Turbulencje na światowych rynkach finansowych nie ominęły także rynku wina. Okazało się, że nie tylko nasze gusta czy smaki miały wpływ na konsumpcję win w tym roku, ale także fluktuacja kursów walutowych.
Wymuszona zmiana gustów miłośników win nie ominęła nawet takiej potęgi winiarskiej jak Francja. Wszystko zaś za sprawą relacji euro do innych walut starego kontynentu oraz Nowego Świata.
Zawirowania na pograniczu ekonomii i dobrego smaku najlepiej obrazują dwie pary kursów walutowych – EUR/AUD (dolar australijski) oraz EUR/GBP (Funt brytyjski).
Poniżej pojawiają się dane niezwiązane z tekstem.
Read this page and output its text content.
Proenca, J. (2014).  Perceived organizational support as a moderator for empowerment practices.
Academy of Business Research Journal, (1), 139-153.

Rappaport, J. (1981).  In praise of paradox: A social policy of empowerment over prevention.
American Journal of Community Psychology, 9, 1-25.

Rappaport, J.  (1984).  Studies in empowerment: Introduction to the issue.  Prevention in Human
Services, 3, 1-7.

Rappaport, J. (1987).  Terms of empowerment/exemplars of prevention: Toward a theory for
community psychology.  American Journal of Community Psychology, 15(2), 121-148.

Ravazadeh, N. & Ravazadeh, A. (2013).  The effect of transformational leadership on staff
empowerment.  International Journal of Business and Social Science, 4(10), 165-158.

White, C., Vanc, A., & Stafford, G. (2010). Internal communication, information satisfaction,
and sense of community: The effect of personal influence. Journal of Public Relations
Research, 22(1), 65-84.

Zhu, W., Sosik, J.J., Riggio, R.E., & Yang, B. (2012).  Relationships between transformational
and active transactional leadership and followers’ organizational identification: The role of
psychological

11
Osłabienie kursu walutowego funta oznaczało, że pomiędzy październikiem a grudniem 2008 roku import win ze strefy euro (Francja, Hiszpania, Włochy) stał się o 25 procent droższy, co automatycznie zaważyło na wyższych cenach detalicznych win w Wielkiej Brytanii, która jest zresztą największym importerem win francuskich na świecie. – Dla Brytyjczyków taki skok cenowy, zarówno dla importerów win jak i odbiorców końcowych, stał się bardzo mocno odczuwalny – mówi Tomasz Wlazło bezpośredni importer win, właściciel firmy Visfera
Co z tego, skoro francuscy producenci, mając poparcie w postaci swojego ministra rolnictwa, uważali, że ich wina są najlepsze, (czytaj: nie potrzebują ani reklamy, ani PR), zaś turbulencje na rynkach walutowych są lokalną sprawą Brytyjczyków lub innych konsumentów. W konsekwencji takiego stanowiska Francuzi nie widzieli żadnych przesłanek do tego, by zmieniać swoje ceny. Tak więc przeciętny Brytyjczyk kupujący swoje ulubione wino w 2008 roku za 7,7 Funta, w 2009 roku już płacił za nie 9.6 funta.
Efekt? Pojawił się bardzo szybko. Jeżeli na twarde stanowisko Francuzów (oraz innych producentów ze strefy euro) nałożymy nastroje społeczne dotyczące rozkwitającego właśnie kryzysu, masowe bankructwa, zwolnienia pracowników, szybko okazało się, że sprzedaż i import wina francuskiego oraz z innych krajów Eurolandu gwałtownie spadła.
Osłabienie kursu AUD w stosunku do EUR odbiło się także na lokalnym rynku francuskim, gdzie wina z Australii stały się w ciągu kilku miesięcy tańsze średnio o 15 procent, a , francuscy konsumenci zaczęli zastanawiać się , czy w czasie zawieruchy gospodarczej i medialnego czarnowidztwa nie warto zacząć oszczędzać i kupować tańsze wino o porównywalnej jakości, czy też pozostać przy swoich rodzimych produktach…
Zachwiania walutowe można było odczuć również i na naszym podwórku. Spadek wartości złotego w stosunku do euro oznaczał dla polskiego konsumenta większy wydatek w sklepie z winami. Przykładowo cena butelki dobrej Reservy z Hiszpańskiego regionu Rioja skoczyła z 60-70 złotych w 2008 roku do 100-120 w tym roku. I do wyczerpania zapasów taka będzie nawet przy obecnym spadku kursu.